Glenn Beck's God is not my God

Episcopal News Service. September 2, 2010 [090210-02]

Patricia Templeton, Rector of St. Dunstan's Episcopal Church, Atlanta

Like many Americans I watched the news last weekend and saw the pictures of people gathered on the mall in Washington, D.C., at the foot of the Lincoln Memorial.

There conservative talk show host Glenn Beck stood at Lincoln's feet, looked out across the crowd and declared, "America today begins to turn back to God."

As I listened to him speak, it suddenly became clear to me. Glenn Beck and I may both call ourselves Christians, but we don't worship the same Christ or the same God.

The God whom I worship is a God who frequently reminds us that we live out our faith in large part through our relationship with the other – by showing hospitality to strangers, by loving our neighbors and our enemies, by reaching out to those on the margins of society.

Beck and his cohorts build their following by promoting a fear of the other, a fear that is in full bloom across much of our country.

We see it in the Arizona immigration law that recently went into effect, a law that gives police the authority to ask people to prove their citizenship or immigration status -- questions that most likely won't be asked of white Americans.

We hear it in the congressman who, on the House floor, urged the repeal of the 14th Amendment guaranteeing citizenship to all people born in this country because, he claims, terrorists have a scheme to have babies here and then raise them to kill Americans.

We hear it in efforts in Georgia to amend the law so that our places of worship can become armed fortresses where the stranger is greeted with suspicion, not hospitality.

We see it in polls that show increasing numbers of Americans believe that our president is a Muslim and not really an American citizen, and in Beck's claim that the president has "a deep-seated hatred of white people."

We hear it in Christian ministers who plan to commemorate September 11 by burning copies of the Koran.

And we hear it in the hysteria that greets plans to build an Islamic cultural center and mosque two blocks from the World Trade Center site, and attempts to block the building of mosques in other American cities from Tennessee to California.

The common factor in all these efforts is fear -- fear that is whipped up by Beck and other right-wing personalities, including many of our political leaders.

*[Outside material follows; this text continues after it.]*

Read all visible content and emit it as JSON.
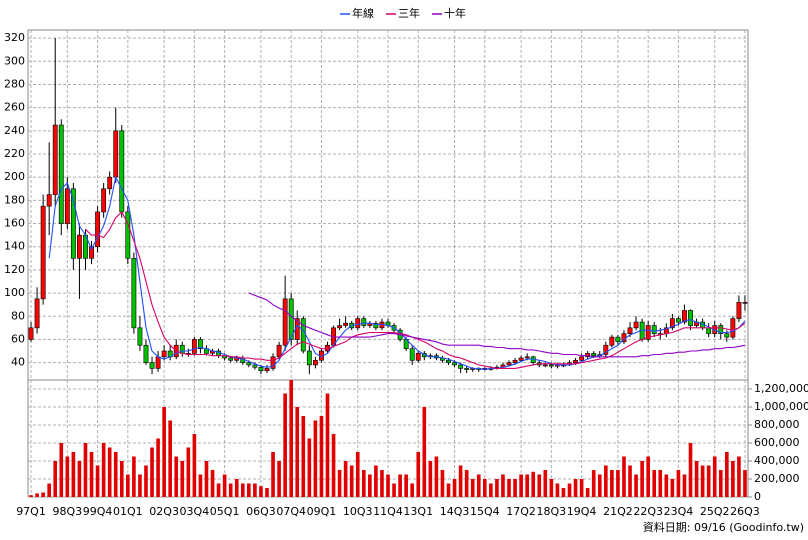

At the heart of that fear is suspicion of the other, defined by the fear mongers as those who are not Caucasian and Christian.

In the changing demographics of America, the other is increasingly around us, not just on the street corner looking for day labor, but in the Oval Office, the very seat of power.

Changes and the unknown often arouse fear in us. I believe there is something innate in that. But fear is one of the greatest impediments to hospitality. And Scripture reminds us repeatedly that acting out of fear is not faithful.

So how can we faithfully react to the fear of the other that is so rampant? How do we address that fear when we find it in ourselves?

For people of faith, we begin by turning toward God.

In practical terms, that means not buying into the climate of fear that so many seem eager to whip up. It means finding out the facts, the truth of a situation.

It means having empathy for the others around us. It means looking at the Hispanic woman registering her children for school and remembering that our ancestors, too, came to this country as strangers looking for a better life for their children.

It means looking at those who want to build an Islamic cultural center and mosque in New York and remembering that many Muslims worked in the World Trade Center and died in the September 11 attacks.

It means realizing, as Jesus says, that we are blessed by those who differ from us.

It means regularly reminding ourselves of our Baptismal Covenant, whose questions lead to the heart of what it means to be a Christian, not only in what we are to profess and believe, but in how we are to live out those beliefs in our actions each day.

The last two questions, in particular, address our relationship with the other.

"Will you seek and serve Christ in all persons, loving your neighbor as yourself?"

"Will you strive for justice and peace among all people, and respect the dignity of every human being?"

The answer to both questions is the same, "I will, with God's help."

The day of Beck's gathering was the 47th anniversary of another rally at the footsteps of the Lincoln Memorial, a rally in which a quarter of a million Americans of every color and creed came together to show their support for justice and freedom for all people.

The culmination of that rally was a speech by one of this nation's greatest prophets, the Rev. Martin Luther King Jr.

King, too, urged Americans to turn towards God. But the God to whom he prayed and the country he envisioned are the antithesis of what we heard from Beck and his cohorts.

King that day spoke mostly of the civil rights of African Americans, but if he were alive today I believe that he would include Hispanics, Muslims, and all others who are marginalized in his dream of a better America.

That dream of which he spoke is deeply rooted in the gospel, a call for us to help establish the kingdom of God here and now, a kingdom where there are no "others," only beloved children of God.